Donc, juste quelque chose à prendre en considération. Si vous vous dites : « Qu’est-ce que je fais ? », c’est un bon point de départ. Mais prenez-le un peu avec des pincettes. C’est surtout une checklist, au cas où vous vous poseriez la question. Les paramètres de la propriété, c’est important. Assurez-vous que votre fuseau horaire est correct. Parce que si vous avez des rapports Meta dans un fuseau horaire et ces rapports dans un autre, l’écart sera encore plus important.
C’est donc là que cela se joue. Et vous verrez une partie de ces éléments lorsque vous configurerez votre premier flux de données, ce dont nous parlerons dans une seconde. En fait, oui, on peut simplement passer la gestion de la propriété. Donc oui, nous allons aller dans le flux de données. Votre flux de données, c’est la façon dont les données entrent dans Google Analytics, n’est-ce pas.
Et le point intéressant dont nous n’avons pas parlé, c’est que dans Universal Analytics, nous avions des propriétés web + application. Et par défaut, toutes les propriétés GA4 sont essentiellement cela. Vous avez donc votre site web ici, vous pouvez ajouter des applications, vous pouvez même ajouter plusieurs sites web si vous le souhaitez. Ce n’est pas forcément recommandé, mais vous pourriez le faire.
Donc, si vous allez dans ce flux de données, c’est encore une fois la façon dont vous allez configurer votre Google Analytics pour faire entrer les données, nous utilisons cet ID de mesure. Vous voyez, il y a ce merveilleux G-tiret-quelque chose, qui est nouveau. Mais vous pouvez aussi obtenir ici les instructions de balise et tout ça.

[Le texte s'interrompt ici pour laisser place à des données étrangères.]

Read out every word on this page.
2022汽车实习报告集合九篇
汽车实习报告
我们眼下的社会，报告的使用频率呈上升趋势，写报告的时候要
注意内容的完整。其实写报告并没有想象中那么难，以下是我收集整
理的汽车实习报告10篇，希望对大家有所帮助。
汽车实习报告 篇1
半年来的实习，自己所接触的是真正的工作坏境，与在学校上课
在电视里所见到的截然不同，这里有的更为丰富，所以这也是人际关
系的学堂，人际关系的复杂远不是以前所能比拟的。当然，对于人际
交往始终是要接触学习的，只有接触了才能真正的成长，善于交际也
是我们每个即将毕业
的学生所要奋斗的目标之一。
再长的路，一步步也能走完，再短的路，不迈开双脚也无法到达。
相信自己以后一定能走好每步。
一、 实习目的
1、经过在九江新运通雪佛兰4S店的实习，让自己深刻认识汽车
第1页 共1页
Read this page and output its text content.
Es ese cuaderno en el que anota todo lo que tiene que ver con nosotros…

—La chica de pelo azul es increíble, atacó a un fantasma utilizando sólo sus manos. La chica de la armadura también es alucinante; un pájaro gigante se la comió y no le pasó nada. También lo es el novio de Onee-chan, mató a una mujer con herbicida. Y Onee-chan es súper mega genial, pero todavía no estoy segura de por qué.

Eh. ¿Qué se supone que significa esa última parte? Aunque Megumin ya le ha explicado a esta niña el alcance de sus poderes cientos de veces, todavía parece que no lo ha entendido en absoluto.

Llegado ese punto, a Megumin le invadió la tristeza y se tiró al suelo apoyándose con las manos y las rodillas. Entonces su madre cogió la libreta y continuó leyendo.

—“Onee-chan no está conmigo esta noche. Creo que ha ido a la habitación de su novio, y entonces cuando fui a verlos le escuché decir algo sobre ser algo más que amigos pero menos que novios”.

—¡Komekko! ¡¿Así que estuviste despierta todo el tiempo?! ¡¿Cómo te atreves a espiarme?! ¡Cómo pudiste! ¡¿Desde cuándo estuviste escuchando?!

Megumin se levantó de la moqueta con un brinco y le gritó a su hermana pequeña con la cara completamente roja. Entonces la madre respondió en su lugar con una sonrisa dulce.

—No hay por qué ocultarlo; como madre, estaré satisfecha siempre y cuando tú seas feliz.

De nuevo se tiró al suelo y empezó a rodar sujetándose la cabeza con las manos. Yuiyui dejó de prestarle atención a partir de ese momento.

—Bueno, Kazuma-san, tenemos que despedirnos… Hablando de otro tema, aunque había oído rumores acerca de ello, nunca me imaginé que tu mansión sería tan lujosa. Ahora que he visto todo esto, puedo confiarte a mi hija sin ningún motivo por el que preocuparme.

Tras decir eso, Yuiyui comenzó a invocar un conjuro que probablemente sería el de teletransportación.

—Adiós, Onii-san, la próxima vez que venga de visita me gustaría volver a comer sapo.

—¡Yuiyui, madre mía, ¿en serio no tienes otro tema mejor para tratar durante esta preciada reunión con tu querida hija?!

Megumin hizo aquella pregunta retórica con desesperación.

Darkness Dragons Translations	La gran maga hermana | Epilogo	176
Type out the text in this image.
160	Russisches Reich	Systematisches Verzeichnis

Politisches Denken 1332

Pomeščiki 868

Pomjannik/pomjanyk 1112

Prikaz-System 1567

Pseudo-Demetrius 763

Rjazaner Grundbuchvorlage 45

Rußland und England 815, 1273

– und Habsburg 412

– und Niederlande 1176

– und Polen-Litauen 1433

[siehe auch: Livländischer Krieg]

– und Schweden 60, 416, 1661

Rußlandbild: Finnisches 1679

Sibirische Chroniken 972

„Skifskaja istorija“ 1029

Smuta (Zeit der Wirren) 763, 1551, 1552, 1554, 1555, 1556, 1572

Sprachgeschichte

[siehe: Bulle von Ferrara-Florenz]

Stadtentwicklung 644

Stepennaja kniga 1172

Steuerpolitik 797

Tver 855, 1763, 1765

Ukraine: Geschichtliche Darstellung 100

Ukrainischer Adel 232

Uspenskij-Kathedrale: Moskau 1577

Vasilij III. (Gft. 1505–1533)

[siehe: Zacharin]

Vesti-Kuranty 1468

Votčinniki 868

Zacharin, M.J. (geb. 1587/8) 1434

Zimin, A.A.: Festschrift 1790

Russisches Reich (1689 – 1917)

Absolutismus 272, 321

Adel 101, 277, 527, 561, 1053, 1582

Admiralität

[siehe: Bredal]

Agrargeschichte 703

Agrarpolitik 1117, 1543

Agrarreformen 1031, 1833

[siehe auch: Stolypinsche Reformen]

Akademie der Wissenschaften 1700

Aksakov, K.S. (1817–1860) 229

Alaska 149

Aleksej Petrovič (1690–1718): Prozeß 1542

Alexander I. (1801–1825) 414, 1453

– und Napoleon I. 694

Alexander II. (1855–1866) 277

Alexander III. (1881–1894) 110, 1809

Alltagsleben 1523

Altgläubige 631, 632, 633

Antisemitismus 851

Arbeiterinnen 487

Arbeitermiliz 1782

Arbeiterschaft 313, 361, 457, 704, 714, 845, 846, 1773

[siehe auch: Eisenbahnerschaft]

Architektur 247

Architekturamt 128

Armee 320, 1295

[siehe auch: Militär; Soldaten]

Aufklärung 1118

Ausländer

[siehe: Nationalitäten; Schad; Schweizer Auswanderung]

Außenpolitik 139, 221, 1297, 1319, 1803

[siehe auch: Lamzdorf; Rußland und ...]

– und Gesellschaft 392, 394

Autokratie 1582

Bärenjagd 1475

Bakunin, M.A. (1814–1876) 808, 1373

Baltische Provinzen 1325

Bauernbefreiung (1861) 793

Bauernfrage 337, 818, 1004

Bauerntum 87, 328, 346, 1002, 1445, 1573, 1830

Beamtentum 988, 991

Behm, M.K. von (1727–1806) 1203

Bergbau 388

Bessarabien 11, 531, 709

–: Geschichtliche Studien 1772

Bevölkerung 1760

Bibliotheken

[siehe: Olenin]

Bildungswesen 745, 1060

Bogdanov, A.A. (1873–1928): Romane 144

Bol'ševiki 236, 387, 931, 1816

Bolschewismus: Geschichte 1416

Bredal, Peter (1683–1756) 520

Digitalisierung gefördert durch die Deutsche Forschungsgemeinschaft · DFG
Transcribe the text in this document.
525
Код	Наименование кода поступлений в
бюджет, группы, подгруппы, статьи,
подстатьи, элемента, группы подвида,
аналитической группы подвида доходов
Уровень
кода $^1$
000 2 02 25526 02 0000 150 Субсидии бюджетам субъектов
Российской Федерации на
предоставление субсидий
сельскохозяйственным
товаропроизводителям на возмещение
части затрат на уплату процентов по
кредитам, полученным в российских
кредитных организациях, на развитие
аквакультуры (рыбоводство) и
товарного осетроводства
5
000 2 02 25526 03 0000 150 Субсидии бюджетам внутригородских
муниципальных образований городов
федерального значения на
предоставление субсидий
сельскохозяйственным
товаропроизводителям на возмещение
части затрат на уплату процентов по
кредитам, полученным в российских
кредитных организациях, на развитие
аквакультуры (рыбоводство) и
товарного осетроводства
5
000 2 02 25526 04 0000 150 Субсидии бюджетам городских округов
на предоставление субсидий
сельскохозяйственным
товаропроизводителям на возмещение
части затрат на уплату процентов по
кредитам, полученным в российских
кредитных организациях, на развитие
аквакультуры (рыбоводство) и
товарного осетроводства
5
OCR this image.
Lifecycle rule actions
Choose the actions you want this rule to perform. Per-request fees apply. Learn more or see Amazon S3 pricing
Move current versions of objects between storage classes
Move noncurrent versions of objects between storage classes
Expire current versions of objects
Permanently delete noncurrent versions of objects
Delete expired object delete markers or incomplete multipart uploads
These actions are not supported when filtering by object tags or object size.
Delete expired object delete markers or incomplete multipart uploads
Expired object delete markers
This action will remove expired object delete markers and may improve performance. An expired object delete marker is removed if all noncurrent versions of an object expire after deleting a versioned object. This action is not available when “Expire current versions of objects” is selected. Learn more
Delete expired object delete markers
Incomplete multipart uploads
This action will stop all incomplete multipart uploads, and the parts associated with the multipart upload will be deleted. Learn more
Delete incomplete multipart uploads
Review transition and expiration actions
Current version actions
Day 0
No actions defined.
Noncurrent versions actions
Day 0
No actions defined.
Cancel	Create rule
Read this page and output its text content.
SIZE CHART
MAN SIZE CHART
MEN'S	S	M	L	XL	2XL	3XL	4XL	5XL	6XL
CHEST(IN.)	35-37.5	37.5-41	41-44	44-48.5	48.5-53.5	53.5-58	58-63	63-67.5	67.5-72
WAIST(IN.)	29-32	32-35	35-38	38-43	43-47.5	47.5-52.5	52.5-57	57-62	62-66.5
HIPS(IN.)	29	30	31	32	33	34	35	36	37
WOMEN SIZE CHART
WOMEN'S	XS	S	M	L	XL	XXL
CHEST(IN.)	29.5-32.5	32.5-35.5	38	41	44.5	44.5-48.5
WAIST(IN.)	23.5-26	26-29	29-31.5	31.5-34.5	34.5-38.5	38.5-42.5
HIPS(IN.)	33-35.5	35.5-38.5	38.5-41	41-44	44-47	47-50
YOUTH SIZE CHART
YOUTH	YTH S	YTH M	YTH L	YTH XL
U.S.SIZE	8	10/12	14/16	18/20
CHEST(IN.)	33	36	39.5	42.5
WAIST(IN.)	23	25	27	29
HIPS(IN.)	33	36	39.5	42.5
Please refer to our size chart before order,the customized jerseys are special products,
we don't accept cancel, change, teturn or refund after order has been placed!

C’est la mesure améliorée dont nous avons parlé. Vous pouvez donc voir que ce sont toutes des choses suivies par défaut. Donc, les pages vues, les défilements, les clics sortants, la recherche sur le site, l’engagement vidéo et les téléchargements de fichiers. Par défaut, les interactions avec les formulaires sont désactivées. Si vous vouliez les activer, il suffit d’appuyer sur ce petit réglage, et vous pouvez activer ou désactiver chacune de ces options.
Ensuite, vous pouvez créer des événements ici si vous le souhaitez. Mais l’essentiel, c’est d’aller dans cette section, la balise Google, n’est-ce pas ? Beaucoup de gens ne la regardent jamais vraiment. Si vous allez dans Configurer les paramètres de la balise ici, cela va vous montrer ces éléments. Je ne sais pas, c’est juste un joli visuel. Mais dans les paramètres, affichez tout cela : ce sont des éléments vraiment importants, que les gens demandent souvent et qu’ils ne trouvent jamais, parce que c’est enfoui à quatre niveaux de profondeur, n’est-ce pas ?
Et il faut savoir quels boutons cliquer pour y accéder. Le suivi inter-domaines se fait ici. Configurez votre suivi inter-domaines ici.
NAVAH HOPKINS: Et puis, oh, allez-y. Je veux juste intervenir très rapidement. Pour ceux d’entre vous qui travaillent dans le PPC et doivent gérer des sous-domaines par rapport aux domaines principaux, il est vraiment, vraiment essentiel que cela soit configuré.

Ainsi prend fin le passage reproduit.